From June 14-24, the “classrooms” for OSP were Portugal, Gibraltar, and Spain. The 44 students, relatives, alumni, and teachers experienced breathtaking and blessed discoveries that are all found in books but now felt in person: basilicas, cathedrals, temples, mosques, palaces, castles, fortresses, ports, monasteries, museums, monuments, galleries, masterpieces, performances, stadiums, towers, bridges, fast trains, neighborhoods, restaurants, arsenals, and cemeteries. And then there is the magnanimous hospitality of Iberians.  
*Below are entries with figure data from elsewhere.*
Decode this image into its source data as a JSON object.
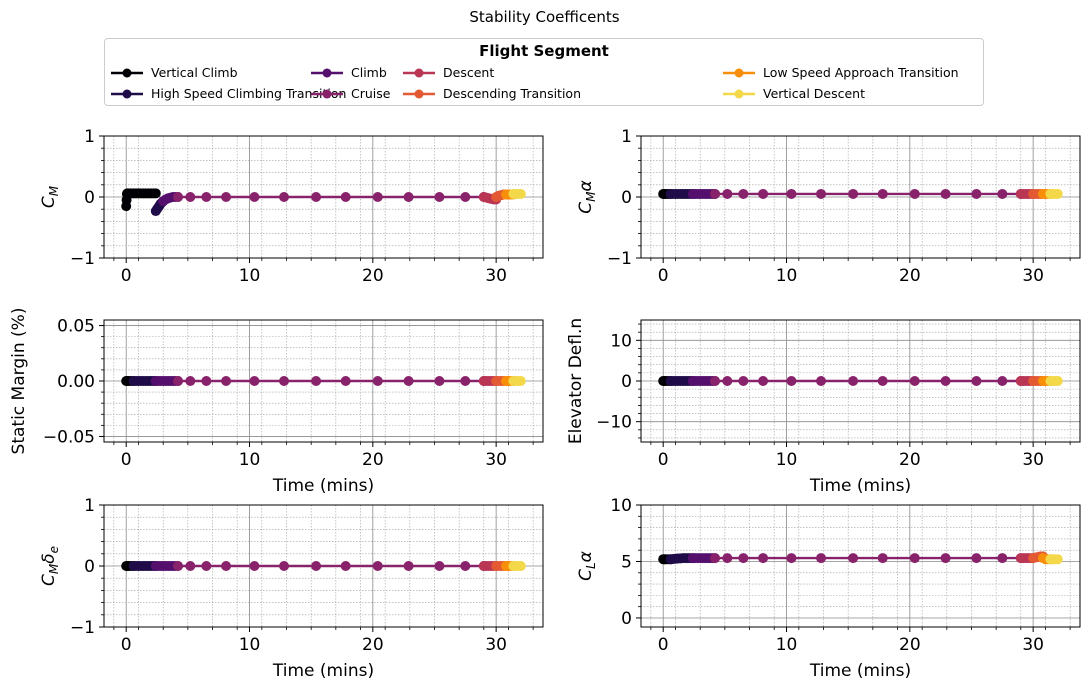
{
  "figure": {
    "suptitle": "Stability Coefficents"
  },
  "legend": {
    "title": "Flight Segment",
    "entries": [
      {
        "label": "Vertical Climb",
        "color": "#000004"
      },
      {
        "label": "High Speed Climbing Transition",
        "color": "#1f0c48"
      },
      {
        "label": "Climb",
        "color": "#550f6d"
      },
      {
        "label": "Cruise",
        "color": "#88226a"
      },
      {
        "label": "Descent",
        "color": "#ba3655"
      },
      {
        "label": "Descending Transition",
        "color": "#e35933"
      },
      {
        "label": "Low Speed Approach Transition",
        "color": "#f98e09"
      },
      {
        "label": "Vertical Descent",
        "color": "#f3d84a"
      }
    ]
  },
  "chart_data": [
    {
      "type": "line",
      "ylabel_main": "C",
      "ylabel_sub": "M",
      "ylabel_suffix": "",
      "xlabel": "",
      "ylim": [
        -1,
        1
      ],
      "yticks": [
        "−1",
        "0",
        "1"
      ],
      "ytick_values": [
        -1,
        0,
        1
      ],
      "xlim": [
        -1.8,
        33.8
      ],
      "xticks": [
        "0",
        "10",
        "20",
        "30"
      ],
      "xtick_values": [
        0,
        10,
        20,
        30
      ],
      "series": [
        {
          "x": [
            0,
            0.03,
            0.06,
            0.1,
            0.2,
            0.4,
            0.6,
            0.8,
            1.0,
            1.2,
            1.4,
            1.6,
            1.8,
            2.0,
            2.2,
            2.4
          ],
          "y": [
            -0.15,
            -0.05,
            0.05,
            0.06,
            0.06,
            0.06,
            0.06,
            0.06,
            0.06,
            0.06,
            0.06,
            0.06,
            0.06,
            0.06,
            0.06,
            0.06
          ]
        },
        {
          "x": [
            2.4,
            2.5,
            2.6,
            2.7,
            2.8,
            2.9,
            3.0
          ],
          "y": [
            -0.23,
            -0.2,
            -0.17,
            -0.14,
            -0.11,
            -0.09,
            -0.07
          ]
        },
        {
          "x": [
            3.0,
            3.2,
            3.4,
            3.6,
            3.8,
            4.0,
            4.2
          ],
          "y": [
            -0.07,
            -0.04,
            -0.02,
            -0.01,
            0.0,
            0.0,
            0.0
          ]
        },
        {
          "x": [
            4.2,
            5.2,
            6.5,
            8.1,
            10.4,
            12.8,
            15.4,
            17.8,
            20.4,
            22.9,
            25.4,
            27.5,
            29.0
          ],
          "y": [
            0.0,
            0.0,
            0.0,
            0.0,
            0.0,
            0.0,
            0.0,
            0.0,
            0.0,
            0.0,
            0.0,
            0.0,
            0.0
          ]
        },
        {
          "x": [
            29.0,
            29.2,
            29.4,
            29.6,
            29.8,
            30.0
          ],
          "y": [
            0.0,
            -0.01,
            -0.02,
            -0.03,
            -0.04,
            -0.04
          ]
        },
        {
          "x": [
            30.0,
            30.2,
            30.4,
            30.6,
            30.8
          ],
          "y": [
            0.0,
            0.02,
            0.03,
            0.04,
            0.04
          ]
        },
        {
          "x": [
            30.8,
            31.0,
            31.2,
            31.4
          ],
          "y": [
            0.04,
            0.04,
            0.04,
            0.04
          ]
        },
        {
          "x": [
            31.4,
            31.6,
            31.8,
            32.0
          ],
          "y": [
            0.05,
            0.05,
            0.05,
            0.05
          ]
        }
      ]
    },
    {
      "type": "line",
      "ylabel_main": "C",
      "ylabel_sub": "M",
      "ylabel_suffix": "α",
      "xlabel": "",
      "ylim": [
        -1,
        1
      ],
      "yticks": [
        "−1",
        "0",
        "1"
      ],
      "ytick_values": [
        -1,
        0,
        1
      ],
      "xlim": [
        -1.8,
        33.8
      ],
      "xticks": [
        "0",
        "10",
        "20",
        "30"
      ],
      "xtick_values": [
        0,
        10,
        20,
        30
      ],
      "series": [
        {
          "x": [
            0,
            0.1,
            0.2,
            0.4,
            0.6
          ],
          "y": [
            0.05,
            0.05,
            0.05,
            0.05,
            0.05
          ]
        },
        {
          "x": [
            0.6,
            0.8,
            1.0,
            1.2,
            1.4,
            1.6,
            1.8,
            2.0,
            2.2,
            2.4
          ],
          "y": [
            0.05,
            0.05,
            0.05,
            0.05,
            0.05,
            0.05,
            0.05,
            0.05,
            0.05,
            0.05
          ]
        },
        {
          "x": [
            2.4,
            2.6,
            2.8,
            3.0,
            3.2,
            3.4,
            3.6,
            3.8,
            4.0,
            4.2
          ],
          "y": [
            0.05,
            0.05,
            0.05,
            0.05,
            0.05,
            0.05,
            0.05,
            0.05,
            0.05,
            0.05
          ]
        },
        {
          "x": [
            4.2,
            5.2,
            6.5,
            8.1,
            10.4,
            12.8,
            15.4,
            17.8,
            20.4,
            22.9,
            25.4,
            27.5,
            29.0
          ],
          "y": [
            0.05,
            0.05,
            0.05,
            0.05,
            0.05,
            0.05,
            0.05,
            0.05,
            0.05,
            0.05,
            0.05,
            0.05,
            0.05
          ]
        },
        {
          "x": [
            29.0,
            29.2,
            29.4,
            29.6,
            29.8,
            30.0
          ],
          "y": [
            0.05,
            0.05,
            0.05,
            0.05,
            0.05,
            0.05
          ]
        },
        {
          "x": [
            30.0,
            30.2,
            30.4,
            30.6,
            30.8
          ],
          "y": [
            0.05,
            0.05,
            0.05,
            0.05,
            0.05
          ]
        },
        {
          "x": [
            30.8,
            31.0,
            31.2,
            31.4
          ],
          "y": [
            0.05,
            0.05,
            0.05,
            0.05
          ]
        },
        {
          "x": [
            31.4,
            31.6,
            31.8,
            32.0
          ],
          "y": [
            0.05,
            0.05,
            0.05,
            0.05
          ]
        }
      ]
    },
    {
      "type": "line",
      "ylabel_main": "Static Margin (%)",
      "ylabel_sub": "",
      "ylabel_suffix": "",
      "xlabel": "Time (mins)",
      "ylim": [
        -0.055,
        0.055
      ],
      "yticks": [
        "−0.05",
        "0.00",
        "0.05"
      ],
      "ytick_values": [
        -0.05,
        0,
        0.05
      ],
      "xlim": [
        -1.8,
        33.8
      ],
      "xticks": [
        "0",
        "10",
        "20",
        "30"
      ],
      "xtick_values": [
        0,
        10,
        20,
        30
      ],
      "series": [
        {
          "x": [
            0,
            0.1,
            0.2,
            0.4,
            0.6
          ],
          "y": [
            0,
            0,
            0,
            0,
            0
          ]
        },
        {
          "x": [
            0.6,
            0.8,
            1.0,
            1.2,
            1.4,
            1.6,
            1.8,
            2.0,
            2.2,
            2.4
          ],
          "y": [
            0,
            0,
            0,
            0,
            0,
            0,
            0,
            0,
            0,
            0
          ]
        },
        {
          "x": [
            2.4,
            2.6,
            2.8,
            3.0,
            3.2,
            3.4,
            3.6,
            3.8,
            4.0,
            4.2
          ],
          "y": [
            0,
            0,
            0,
            0,
            0,
            0,
            0,
            0,
            0,
            0
          ]
        },
        {
          "x": [
            4.2,
            5.2,
            6.5,
            8.1,
            10.4,
            12.8,
            15.4,
            17.8,
            20.4,
            22.9,
            25.4,
            27.5,
            29.0
          ],
          "y": [
            0,
            0,
            0,
            0,
            0,
            0,
            0,
            0,
            0,
            0,
            0,
            0,
            0
          ]
        },
        {
          "x": [
            29.0,
            29.2,
            29.4,
            29.6,
            29.8,
            30.0
          ],
          "y": [
            0,
            0,
            0,
            0,
            0,
            0
          ]
        },
        {
          "x": [
            30.0,
            30.2,
            30.4,
            30.6,
            30.8
          ],
          "y": [
            0,
            0,
            0,
            0,
            0
          ]
        },
        {
          "x": [
            30.8,
            31.0,
            31.2,
            31.4
          ],
          "y": [
            0,
            0,
            0,
            0
          ]
        },
        {
          "x": [
            31.4,
            31.6,
            31.8,
            32.0
          ],
          "y": [
            0,
            0,
            0,
            0
          ]
        }
      ]
    },
    {
      "type": "line",
      "ylabel_main": "Elevator Defl.n",
      "ylabel_sub": "",
      "ylabel_suffix": "",
      "xlabel": "Time (mins)",
      "ylim": [
        -15,
        15
      ],
      "yticks": [
        "−10",
        "0",
        "10"
      ],
      "ytick_values": [
        -10,
        0,
        10
      ],
      "xlim": [
        -1.8,
        33.8
      ],
      "xticks": [
        "0",
        "10",
        "20",
        "30"
      ],
      "xtick_values": [
        0,
        10,
        20,
        30
      ],
      "series": [
        {
          "x": [
            0,
            0.1,
            0.2,
            0.4,
            0.6
          ],
          "y": [
            0,
            0,
            0,
            0,
            0
          ]
        },
        {
          "x": [
            0.6,
            0.8,
            1.0,
            1.2,
            1.4,
            1.6,
            1.8,
            2.0,
            2.2,
            2.4
          ],
          "y": [
            0,
            0,
            0,
            0,
            0,
            0,
            0,
            0,
            0,
            0
          ]
        },
        {
          "x": [
            2.4,
            2.6,
            2.8,
            3.0,
            3.2,
            3.4,
            3.6,
            3.8,
            4.0,
            4.2
          ],
          "y": [
            0,
            0,
            0,
            0,
            0,
            0,
            0,
            0,
            0,
            0
          ]
        },
        {
          "x": [
            4.2,
            5.2,
            6.5,
            8.1,
            10.4,
            12.8,
            15.4,
            17.8,
            20.4,
            22.9,
            25.4,
            27.5,
            29.0
          ],
          "y": [
            0,
            0,
            0,
            0,
            0,
            0,
            0,
            0,
            0,
            0,
            0,
            0,
            0
          ]
        },
        {
          "x": [
            29.0,
            29.2,
            29.4,
            29.6,
            29.8,
            30.0
          ],
          "y": [
            0,
            0,
            0,
            0,
            0,
            0
          ]
        },
        {
          "x": [
            30.0,
            30.2,
            30.4,
            30.6,
            30.8
          ],
          "y": [
            0,
            0,
            0,
            0,
            0
          ]
        },
        {
          "x": [
            30.8,
            31.0,
            31.2,
            31.4
          ],
          "y": [
            0,
            0,
            0,
            0
          ]
        },
        {
          "x": [
            31.4,
            31.6,
            31.8,
            32.0
          ],
          "y": [
            0,
            0,
            0,
            0
          ]
        }
      ]
    },
    {
      "type": "line",
      "ylabel_main": "C",
      "ylabel_sub": "M",
      "ylabel_suffix": "δ",
      "ylabel_suffix_sub": "e",
      "xlabel": "Time (mins)",
      "ylim": [
        -1,
        1
      ],
      "yticks": [
        "−1",
        "0",
        "1"
      ],
      "ytick_values": [
        -1,
        0,
        1
      ],
      "xlim": [
        -1.8,
        33.8
      ],
      "xticks": [
        "0",
        "10",
        "20",
        "30"
      ],
      "xtick_values": [
        0,
        10,
        20,
        30
      ],
      "series": [
        {
          "x": [
            0,
            0.1,
            0.2,
            0.4,
            0.6
          ],
          "y": [
            0,
            0,
            0,
            0,
            0
          ]
        },
        {
          "x": [
            0.6,
            0.8,
            1.0,
            1.2,
            1.4,
            1.6,
            1.8,
            2.0,
            2.2,
            2.4
          ],
          "y": [
            0,
            0,
            0,
            0,
            0,
            0,
            0,
            0,
            0,
            0
          ]
        },
        {
          "x": [
            2.4,
            2.6,
            2.8,
            3.0,
            3.2,
            3.4,
            3.6,
            3.8,
            4.0,
            4.2
          ],
          "y": [
            0,
            0,
            0,
            0,
            0,
            0,
            0,
            0,
            0,
            0
          ]
        },
        {
          "x": [
            4.2,
            5.2,
            6.5,
            8.1,
            10.4,
            12.8,
            15.4,
            17.8,
            20.4,
            22.9,
            25.4,
            27.5,
            29.0
          ],
          "y": [
            0,
            0,
            0,
            0,
            0,
            0,
            0,
            0,
            0,
            0,
            0,
            0,
            0
          ]
        },
        {
          "x": [
            29.0,
            29.2,
            29.4,
            29.6,
            29.8,
            30.0
          ],
          "y": [
            0,
            0,
            0,
            0,
            0,
            0
          ]
        },
        {
          "x": [
            30.0,
            30.2,
            30.4,
            30.6,
            30.8
          ],
          "y": [
            0,
            0,
            0,
            0,
            0
          ]
        },
        {
          "x": [
            30.8,
            31.0,
            31.2,
            31.4
          ],
          "y": [
            0,
            0,
            0,
            0
          ]
        },
        {
          "x": [
            31.4,
            31.6,
            31.8,
            32.0
          ],
          "y": [
            0,
            0,
            0,
            0
          ]
        }
      ]
    },
    {
      "type": "line",
      "ylabel_main": "C",
      "ylabel_sub": "L",
      "ylabel_suffix": "α",
      "xlabel": "Time (mins)",
      "ylim": [
        -0.8,
        10
      ],
      "yticks": [
        "0",
        "5",
        "10"
      ],
      "ytick_values": [
        0,
        5,
        10
      ],
      "xlim": [
        -1.8,
        33.8
      ],
      "xticks": [
        "0",
        "10",
        "20",
        "30"
      ],
      "xtick_values": [
        0,
        10,
        20,
        30
      ],
      "series": [
        {
          "x": [
            0,
            0.1,
            0.2,
            0.4,
            0.6
          ],
          "y": [
            5.2,
            5.2,
            5.2,
            5.2,
            5.2
          ]
        },
        {
          "x": [
            0.6,
            0.8,
            1.0,
            1.2,
            1.4,
            1.6,
            1.8,
            2.0,
            2.2,
            2.4
          ],
          "y": [
            5.2,
            5.22,
            5.24,
            5.26,
            5.28,
            5.3,
            5.3,
            5.3,
            5.3,
            5.3
          ]
        },
        {
          "x": [
            2.4,
            2.6,
            2.8,
            3.0,
            3.2,
            3.4,
            3.6,
            3.8,
            4.0,
            4.2
          ],
          "y": [
            5.3,
            5.3,
            5.3,
            5.3,
            5.3,
            5.3,
            5.3,
            5.3,
            5.3,
            5.3
          ]
        },
        {
          "x": [
            4.2,
            5.2,
            6.5,
            8.1,
            10.4,
            12.8,
            15.4,
            17.8,
            20.4,
            22.9,
            25.4,
            27.5,
            29.0
          ],
          "y": [
            5.3,
            5.3,
            5.3,
            5.3,
            5.3,
            5.3,
            5.3,
            5.3,
            5.3,
            5.3,
            5.3,
            5.3,
            5.3
          ]
        },
        {
          "x": [
            29.0,
            29.2,
            29.4,
            29.6,
            29.8,
            30.0
          ],
          "y": [
            5.3,
            5.3,
            5.3,
            5.3,
            5.3,
            5.3
          ]
        },
        {
          "x": [
            30.0,
            30.2,
            30.4,
            30.6,
            30.8
          ],
          "y": [
            5.3,
            5.35,
            5.4,
            5.45,
            5.45
          ]
        },
        {
          "x": [
            30.8,
            31.0,
            31.2,
            31.4
          ],
          "y": [
            5.3,
            5.2,
            5.2,
            5.2
          ]
        },
        {
          "x": [
            31.4,
            31.6,
            31.8,
            32.0
          ],
          "y": [
            5.2,
            5.2,
            5.2,
            5.2
          ]
        }
      ]
    }
  ]
}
The social studies, theology, and humanities departments collaborated again in 2016 to create a customized itinerary with EF Tours, designed to benefit each student’s past and upcoming courses in school. Whether in a history, humanities, or religion class, students who get to travel are geometrically advantaged in relating to the subject matter. 

In a single day in Seville, for example, we prayed in the Cathedral of Saint Mary of the See, which began in 1401 to become the largest Gothic cathedral in the world; visited the tomb of Christopher Columbus; climbed the bell tower Giralda that inspired Miami’s Freedom Tower and Coral Gables’ Biltmore Hotel; marveled at Plaza de España, constructed for the Ibero-American Exposition of 1929, and recognized the setting for a Star War Episode II scene shot on location; witnessed the Moorish influence in Spanish architecture and gardening in our guided tour of the Real Alcazar; made a valiant effort at flamenco during a dance lesson; and then capped the evening at a professional flamenco dance show in El Palacio Andaluz. 

All that in Seville, and it was just one of 11 locations experienced along with Lisbon, Evora, the Rock of Gibraltar, Marbella, Malaga, Madrid, Toledo, El Escorial, the Valley of the Fallen, and Segovia!